TARGETING BETTER TREATMENTS
For years, Weiss has been using computers to design altered forms of insulin in hopes of improving diabetes treatment. In 2009, he founded a company, Thermalin Diabetes LLC, to commercialize several of these insulin analogs. The Thermalin pipeline includes ultra-concentrated forms of insulin for patients who require especially large doses of the hormone; an ultra-rapid-acting form for use in the insulin pumps employed by some patients; and a heat-stable version of the protein for use both in pumps and in developing parts of the world where the electrical grid is incomplete and refrigerators are rare.
With a new model of insulin and its receptor in hand, Weiss is now working on a paper to explain exactly how his ultra-stable, fast-acting analog works, and he already has begun revisiting its design. In time, he hopes to use the model to develop more and better analogs.

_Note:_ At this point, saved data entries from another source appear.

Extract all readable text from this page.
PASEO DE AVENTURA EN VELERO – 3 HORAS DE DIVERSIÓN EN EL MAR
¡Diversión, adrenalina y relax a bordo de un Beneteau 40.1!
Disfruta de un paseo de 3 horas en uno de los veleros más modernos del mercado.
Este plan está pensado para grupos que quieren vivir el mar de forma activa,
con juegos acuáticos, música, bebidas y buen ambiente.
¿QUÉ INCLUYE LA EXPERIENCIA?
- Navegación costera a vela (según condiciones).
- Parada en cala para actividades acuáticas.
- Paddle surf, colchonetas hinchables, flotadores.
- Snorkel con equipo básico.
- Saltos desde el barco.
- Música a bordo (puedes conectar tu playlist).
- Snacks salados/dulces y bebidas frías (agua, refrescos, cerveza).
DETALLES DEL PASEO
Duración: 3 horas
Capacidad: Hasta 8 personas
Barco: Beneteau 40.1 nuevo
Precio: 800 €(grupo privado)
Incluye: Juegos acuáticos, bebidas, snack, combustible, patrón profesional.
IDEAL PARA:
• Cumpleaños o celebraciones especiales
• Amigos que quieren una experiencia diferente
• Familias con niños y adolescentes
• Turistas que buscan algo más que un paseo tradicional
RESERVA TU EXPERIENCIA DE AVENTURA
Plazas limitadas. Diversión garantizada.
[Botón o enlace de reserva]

But this latest breakthrough in insulin research has implications that go beyond diabetes. For example, a special form of the insulin receptor is found in the brain. Tony Hollenberg, MD, chief of the Division of Endocrinology, Diabetes and Metabolism at the Harvard-affiliated Beth Israel Deaconess Medical Center in Boston, notes that evidence exists that insulin resistance, the underlying cause of Type 2 diabetes, also contributes to Alzheimer’s and other neurodegenerative disorders. Weiss, who watched his grandmother succumb to dementia, would like to create an insulin analog that would bind better to the receptor in the brain and stave off the illness. In addition, a substance called insulin-like growth factor (IGF) has been linked to certain kinds of cancer. Insulin and IGF are very similar, and their receptors are closely related—so much so that they can swap partners, insulin binding to the IGF receptor, and vice versa. As a result, a better understanding of how insulin binds to its own receptor could offer researchers clues about how to go about finding new cancer treatments.
Weiss considers it a privilege to work with an international team on a project that benefits society, even as it advances science. Now that a lifetime’s worth of research is finally starting to bear fruit, his mounting optimism is almost palpable. “The next five years,” he says, “are going to be even more exciting than the last five.”